We finally arrived at a clearing in the river bank, where a buggy would take us to the next area to wait for our adventure through the jungle. We were early and killed some time checking out the small kiosks and souvenir shops around the area. When the time came, we got on to the kind of trucks that you could imagine carrying refugees or militia across the borders. We packed ourselves in with a large number of other people and headed off into the jungle. The guide on the truck was again feeding us with information about the jungle but this time we had and English version as well. The ride was again, not spectacular. I mean, how amazing could a drive through a muddy road in a jungle be? We quickly passed trees, more trees and even more trees which had HUGE spider webs which sparkled in the sun light. That was the only thing we were able to see, spiders and webs. Although we were quite lucky as when the journey kicked off, we were able to see a toucan fly overhead and it is a rare sight as they are hard to spot and even harder to be seen flying around at that time through the heavily used path.

We alighted off at the highlight of the tour which is the speedboat. I think this is what most people were here to see anyway. You really could not take pictures of anything else, there was really nothing worth taking on the tour so far. We were given waterproof bags and life jackets as everyone scrambled into the speedboat. The engine roared and we were blitzing along the river, towering cliffs and jungles on both sides. Small waterfalls and flocks of condors could be seen flying above the cliff face on some parts as the boat kept course towards the center of the waterfalls. After a speedy ride we were ready for our shower. The driver and the cameraman donned their ponchos as the boat edged closer to the falls. Pellets of water shot in on my face and body as we were beside the falls. The boat rocked back and forth with the water being churned by the falls. People were cheering as the boat made a second round. Justin was filming with my Ixus camera but after that, my camera died for good. I’ll have to ask him to compensate for that soon. Even so, he managed to film the falls up close and it was a pretty cool video. The boat then headed for the other waterfall behind it and did the same thing. It was a good shower.

After being dropped off on dry land again, we continued around the park to the other lookouts to check out more of the amazing views and to see the waterfall from different perspectives while also taking more pictures.
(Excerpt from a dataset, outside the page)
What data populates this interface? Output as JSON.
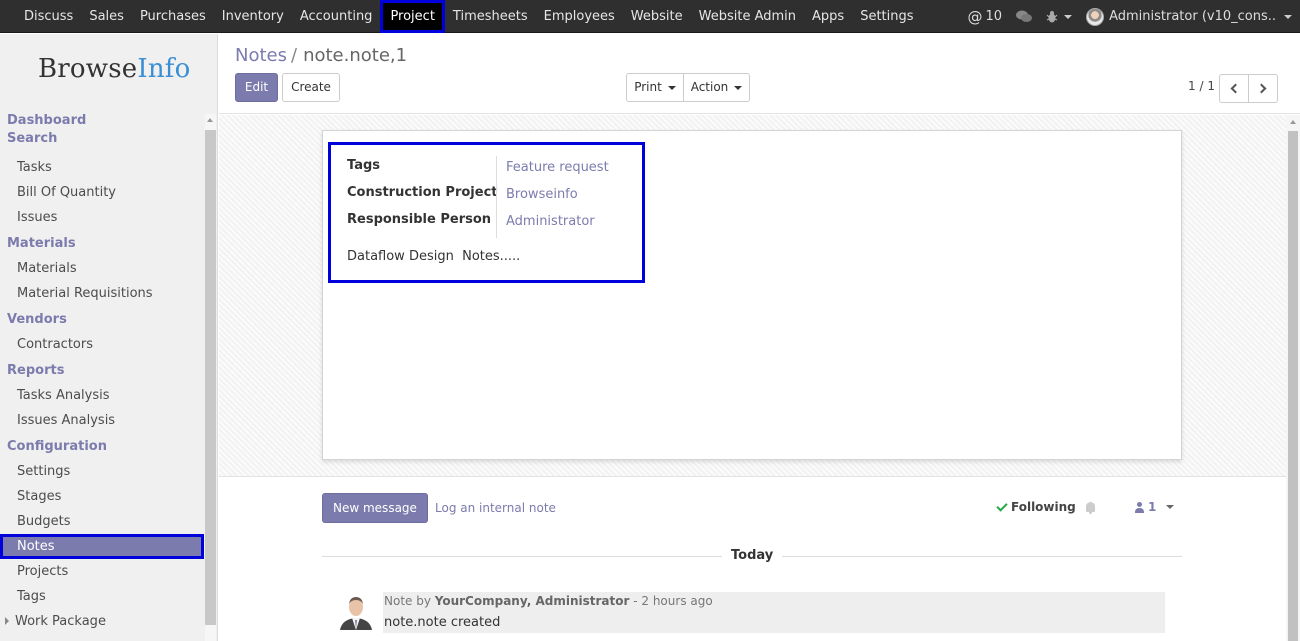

While we were finishing up all the different viewing platforms, on the final lookout, we saw the most extraordinary event take place, a small snake had caught a frog in its fangs and was trying to finish off the frog. It was like watching real time national geographic, as hordes of people were crowding around to observe the spectacle. A torrential rain had started pouring down but the people still gathered. The snake was pulling the frog upwards towards the tree while the frog was clinging on to the branches for its dear life, its lower body almost ripped off by the snake. It let out cries of help and agony as the snake gave a tug upwards and as his grip was slowly slipping but no one came to his rescue. I suppose you must leave nature along its path.

The raindrops struck my bare skin as we hurried back to the entrance. There was no shelter and we had a long walk in the heavy rain. I was lucky to have thought of bringing a plastic bag for such an occasion to cover my backpack. Justin was not so lucky. By the time the rain stopped and we arrived at the entrance, his bag was soaked and his phone did not survive the rain. I think I had one too many showers that day.